Is Your Life in Balance?

by Jennie Dilworth, Ph.D

Keywords: parenting, work-family research, intimate relationships

When I hear the term “work-family balance,” I envision a man or woman on a unicycle with a child under each arm, balancing a spinning plate of food (dinner) from a long rod atop his/her nose. Oh, and let’s not forget about the buzzing cellphone (the boss is calling!) perpetually attached to an ear! This picture would be hilarious if it didn’t, sadly, realistically portray how American parents feel about balancing work and family responsibilities. It can be a real circus! Work-family balance may be a misnomer: are work-life and family-life ever really “in balance”? Other related academic terms include work-family conflict or spillover, which may seem a more accurate representation of the process of combining a full-time family life with a full-time career. Spillover, a topic of my previous research[i], does not presuppose that a balance can be reached.

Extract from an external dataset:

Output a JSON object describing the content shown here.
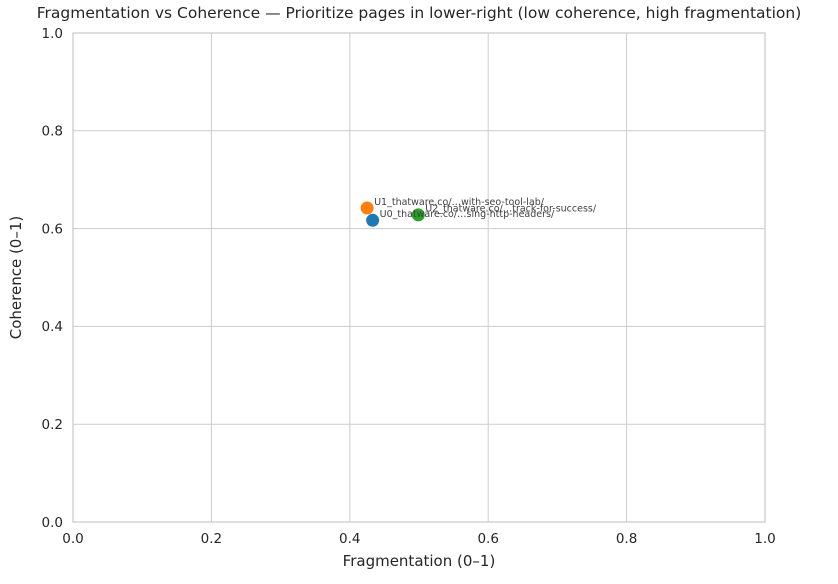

In fact, spillover research looks at how, when, and why our experiences in one domain (for example, work) can spill over into another life domain (for example, family).

For many parents, the continuing need to balance a demanding job with the responsibilities of parenting can seem overwhelming. In early work-family research, working mothers (surprise!) were found to suffer both emotionally and physically in response to the stress of juggling work and family roles. However, as more parenting responsibilities now have been shifted to fathers, we see a similar stress response to work-family demands.

Is there a light at the end of this tunnel? And, how can work-family research help these families? Here are some suggestions for coping with the inevitable conflict between roles:

  • Hold regular marital and family councils or planning sessions. Whenever appropriate (based on the age of the children), sit down together and record upcoming activities a week or more in advance. Then, display the calendar in a public space where everyone can consult it.
  • Set boundaries to prevent your work responsibilities from spilling over on to family time. Of course, in some professions, you are literally “on call” and expected to immediately respond to a work emergency. However, many workers permit their workplaces to treat them as “on call” even when they are not. Make it clear to co-workers that you will not respond to work-related emails or texts after a certain hour each day because you value your family time.
  • Working from home while caring for your children is a recipe for disaster. One of my favorite “Supernanny” episodes followed a mother who worked full-time from home while caring for her two preschoolers. The outcome: the mother’s boss was mad because she was constantly interrupted by her children, and the mom was angry that her children wouldn’t cooperate with her noble effort. Definitely a lose-lose arrangement!
  • Understand that your feelings of guilt can negatively impact your children. Studies have shown that mothers who feel guilty about working often react to and treat their children differently than mothers who enjoy and accept their work responsibilities. It’s not the fact that you work that impacts your kids, it’s how you feel about working that matters most. FYI: dads don’t report feeling guilty about working.
  • Don’t expect your house to look like Martha Stewart’s home. Relaxing some of your cleanliness and organization standards can help reduce time spent in housecleaning. Do you want your kids to remember how spotless your house was, or how much time you spent playing with them?
  • Take a hard look at your job and that of your spouse. Is full-time work a necessity for both? Can one or both careers become more flexible in terms of telecommuting, reduced travel, or reduced hours? Is it possible to live on one income for a time? More and more families are bucking the dual-career trend and choosing to live on one income, at least for a while. The more simple life created when one spouse works full-time while the other dedicates time to home and family can lead to a more satisfying, stress-free existence for parents and children.  

This article was originally posted on Linked-In.